Saturday Night Live Didn’t Really Know What to Do with Phoebe Waller-Bridge
Artwork courtesy of NBC
If you somehow weren’t aware that Phoebe Waller-Bridge was British, Saturday Night Live was determined to let you know. The Fleabag creator and recent Emmy winner hosted this past weekend’s episode, and SNL made sure to pull out what have apparently become standard sketches whenever a Brit hosts the show. If you were hoping Waller-Bridge’s sharp eye for character-based comedy would somehow rub off on SNL you’d be disappointed, outside of a monologue in which her voice was noticeable.
The first Brit skit (sorry, sketch—I’m a sucker for lazy rhymes) was a repeat of a sketch from last season’s Claire Foy episode. It’s the one where Mikey Day plays a British soldier at the front line (last time it was World War I, this time World War II) writing letters back home to his wife. His letters are long and sincere, her replies are short, emotionless, and increasingly absurd. The Foy sketch worked much better than the one this time, and not just because it was new and original. The specific scenarios in that sketch were more absurd and thus funnier, and also Foy was better at playing her character—she seemed utterly sincere about her increasingly ridiculous replies, genuinely in love with Day’s character even as she described what was clearly an affair with Kenan Thompson. Waller-Bridge didn’t have the same level of material to work with, but she also didn’t seem as fully committed as Foy, and that hurt the sketch overall.
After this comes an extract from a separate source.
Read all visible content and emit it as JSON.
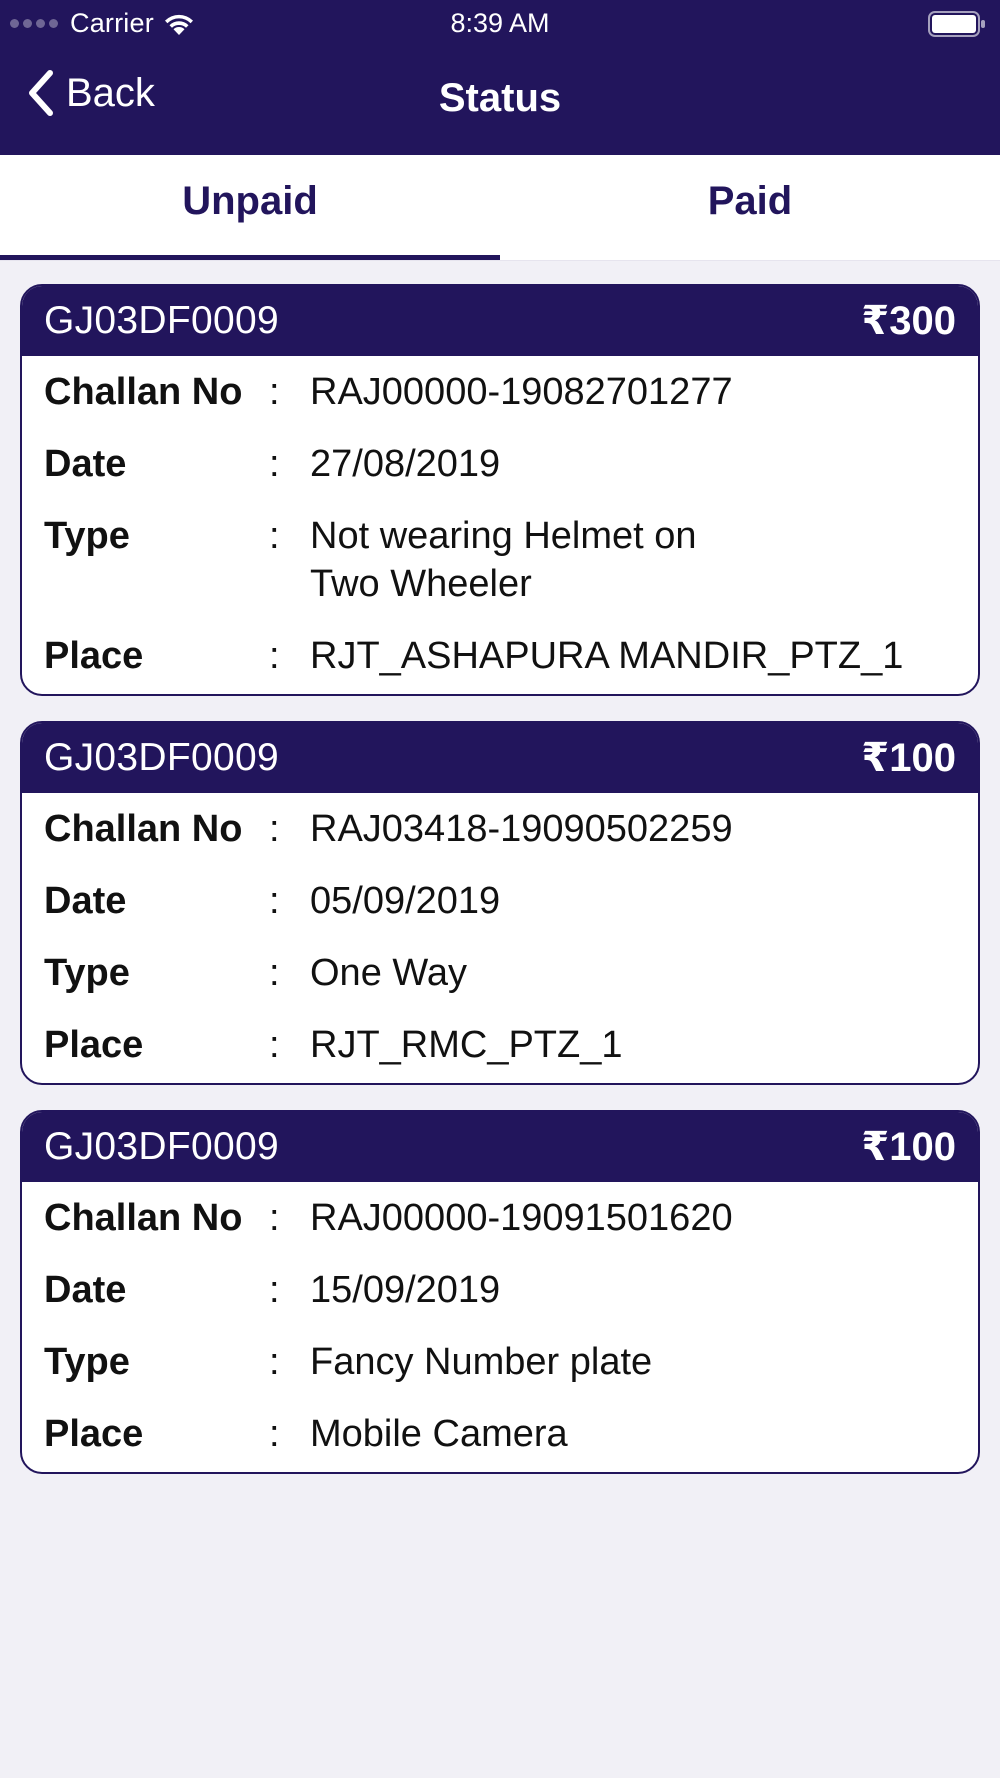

The other British standard was a sketch about the Royal Family. Fortunately it wasn’t a repeat of the lazy “home video” sketch the show has done about them a few times, where multiple cast members trot out their hit-or-miss accents in a sketch that’s usually aimless. This time the sketch was framed as a documentary about a scandal that rocked the family in the ‘70s, as a low-ranking member married an American who happened to be a Rudy Ray Moore parody played by Kenan Thompson. With his dirty rhymes, flashy suits, “party records” and kung fu blaxpoitation movies, Thompson is clearly playing on the Dolemite star’s persona, and if the juxtaposition of that stereotype with the reserved and serious British nobility sounds like a lazy set-up, rest assured that Thompson makes the whole sketch work with his typically excellent performance. Thompson is excellent at portraying men who are being giddily inappropriate, and between his timing, delivery and physical comedy he can get legitimate laughs out of even the most predictable jokes.